Okay, obviously the common thread here is THIS IS SAD AND WRONG. None of this is going to help us become the best versions of ourselves. Remember the first time you stepped on a yoga mat? Was it a shit-show? Yeah, me too. But I believed with practice and time I’d get better. And I did. So did you. We have to try and we have to believe we are worthy and no amount of criticism is going to help us live the greatest lives we can. So what does work? What actually will help us permanently change our inner dialogue to a positive tune and achieve the outcomes we really desire?
1. Daily Pep Talks
Pep means positive y’all. Personally, I think it helps a ton to come up with a pet name for yourself or a term of endearment you apply only to you. You can borrow mine if you can’t think of one. I use ‘cutie pie’ because it makes me laugh and smile. When I catch myself in rumination mode, I stop and give myself this speech: “C’mon cutie pie, knock it off.
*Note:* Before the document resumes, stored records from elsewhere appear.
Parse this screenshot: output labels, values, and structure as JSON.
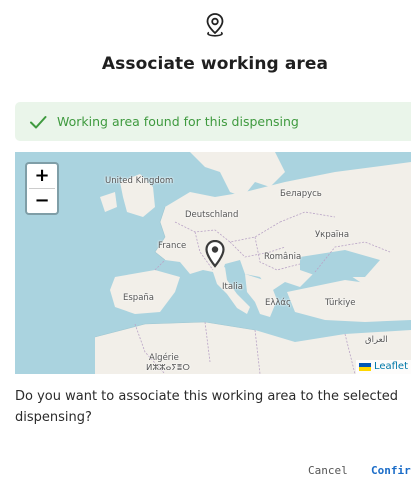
{
  "dialog": {
    "icon": "map-pin-icon",
    "title": "Associate working area",
    "alert": {
      "icon": "check-icon",
      "text": "Working area found for this dispensing",
      "color": "#3f9a3f",
      "background": "#eaf5ea"
    },
    "map": {
      "zoom_in_label": "+",
      "zoom_out_label": "−",
      "marker_icon": "map-marker-icon",
      "labels": {
        "united_kingdom": "United Kingdom",
        "belarus": "Беларусь",
        "deutschland": "Deutschland",
        "ukraine": "Україна",
        "france": "France",
        "romania": "România",
        "italia": "Italia",
        "espana": "España",
        "greece": "Ελλάς",
        "turkiye": "Türkiye",
        "iraq": "العراق",
        "algerie": "Algérie",
        "algeria_tifinagh": "ⵍⵣⵣⴰⵢⴻⵔ"
      },
      "attribution": {
        "flag_icon": "ukraine-flag-icon",
        "text": "Leaflet"
      }
    },
    "question": "Do you want to associate this working area to the selected dispensing?",
    "buttons": {
      "cancel": "Cancel",
      "confirm": "Confirm"
    }
  }
}
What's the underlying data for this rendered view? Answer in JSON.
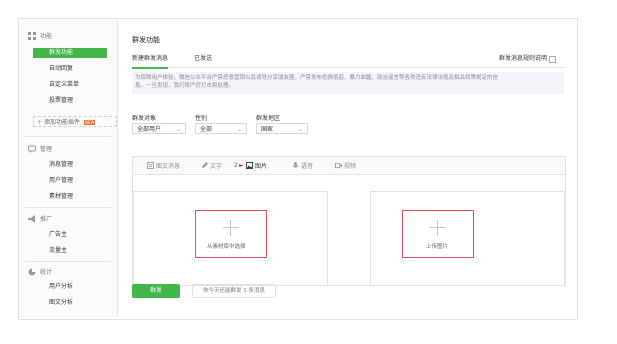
{
  "sidebar": {
    "sections": [
      {
        "title": "功能",
        "icon": "grid-icon",
        "items": [
          "群发功能",
          "自动回复",
          "自定义菜单",
          "投票管理"
        ]
      },
      {
        "title": "管理",
        "icon": "chat-icon",
        "items": [
          "消息管理",
          "用户管理",
          "素材管理"
        ]
      },
      {
        "title": "推广",
        "icon": "megaphone-icon",
        "items": [
          "广告主",
          "流量主"
        ]
      },
      {
        "title": "统计",
        "icon": "pie-chart-icon",
        "items": [
          "用户分析",
          "图文分析"
        ]
      }
    ],
    "add_plugin_label": "添加功能插件",
    "add_plugin_badge": "NEW",
    "active_item": "群发功能"
  },
  "main": {
    "title": "群发功能",
    "tabs": [
      "新建群发消息",
      "已发送"
    ],
    "active_tab": "新建群发消息",
    "rules_label": "群发消息规则说明",
    "notice_line1": "为保障用户体验，微信公众平台严禁恶意营销以及诱导分享朋友圈，严禁发布色情低俗、暴力血腥、政治谣言等各类违反法律法规及相关政策规定的信",
    "notice_line2": "息。一旦发现，我们将严厉打击和处理。",
    "filters": [
      {
        "label": "群发对象",
        "value": "全部用户"
      },
      {
        "label": "性别",
        "value": "全部"
      },
      {
        "label": "群发地区",
        "value": "国家"
      }
    ],
    "tools": [
      {
        "label": "图文消息",
        "icon": "article-icon"
      },
      {
        "label": "文字",
        "icon": "pen-icon"
      },
      {
        "label": "图片",
        "icon": "image-icon"
      },
      {
        "label": "语音",
        "icon": "microphone-icon"
      },
      {
        "label": "视频",
        "icon": "video-icon"
      }
    ],
    "active_tool": "图片",
    "step_marker": "2",
    "library_label": "从素材库中选择",
    "upload_label": "上传图片",
    "send_button": "群发",
    "quota_text": "你今天还能群发 1 条消息"
  },
  "colors": {
    "accent": "#44b549",
    "highlight_box": "#e05050",
    "badge": "#f26a2a"
  }
}
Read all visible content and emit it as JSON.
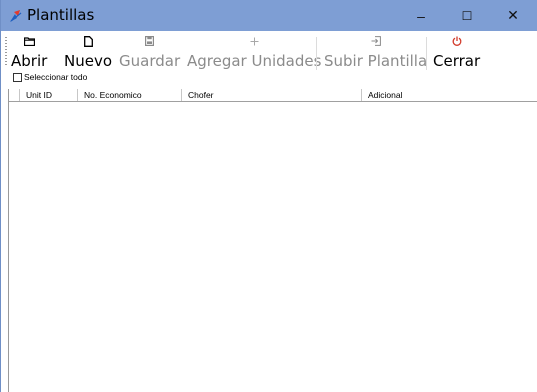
{
  "window": {
    "title": "Plantillas",
    "controls": {
      "minimize": "–",
      "maximize": "☐",
      "close": "✕"
    }
  },
  "toolbar": {
    "open_label": "Abrir",
    "new_label": "Nuevo",
    "save_label": "Guardar",
    "add_units_label": "Agregar Unidades",
    "upload_label": "Subir Plantilla",
    "close_label": "Cerrar",
    "select_all_label": "Seleccionar todo",
    "accent_close_color": "#d23b2b",
    "disabled_color": "#8b8b8b"
  },
  "grid": {
    "columns": [
      "Unit ID",
      "No. Economico",
      "Chofer",
      "Adicional"
    ],
    "rows": []
  }
}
You accomplish nothing but wasted time by spending yours on these thoughts. You are smart, talented, and loved. Go do something cool.”
Or, you can build this into your first thing in the morning routine so you set the day up for success. “Cutie pie, you’re going to have a fantastic day. You can see, hear, taste, smell, walk, talk and you just rolled out of an actual bed with sheets, pillows, the works. You have food to eat, things to drink, and interesting experiences to look forward to today. Go do good!”
2. Make a list
Build a list and keep adding on of things you love to do. Now go do one of them. That inner voice telling you unkind things can be silenced with action and participation. We all need a day to loaf around the house now and again. But for the most part, when we are engaged, active, and doing something we genuinely enjoy and feel good about, the critic inside takes a snooze. Start your list right now. There is no action too small not to cause a ripple. Walking your dog absolutely counts. Walking an elderly neighbor’s dog is pretty great too. Everytime you think of something new, just add it. Don’t do it mentally. Pen to paper, fingers to keypad, whatever works. But looking at your progressively growing list of activities that you love always gives you a directive when you’re sitting on your sofa thinking all of the thoughts that pull you in a different direction than the one you really want to go.
3. Do something kind anonymously
If you’ve done this before then you know how delicious it feels. And I really do think that’s the correct word here. It’s a juicy secret that you’re not bursting to share because it feels so good to be the only one to know it. Again, my life’s mantra is no action is small. Get creative. Take a walk in your neighborhood and look for ideas. I offer many ideas on my blog on giving. But the anonymous part is really important because not needing credit or a pat on the back changes the inner dialogue to a soundtrack that reminds you that you’re not just okay, you’re wonderful.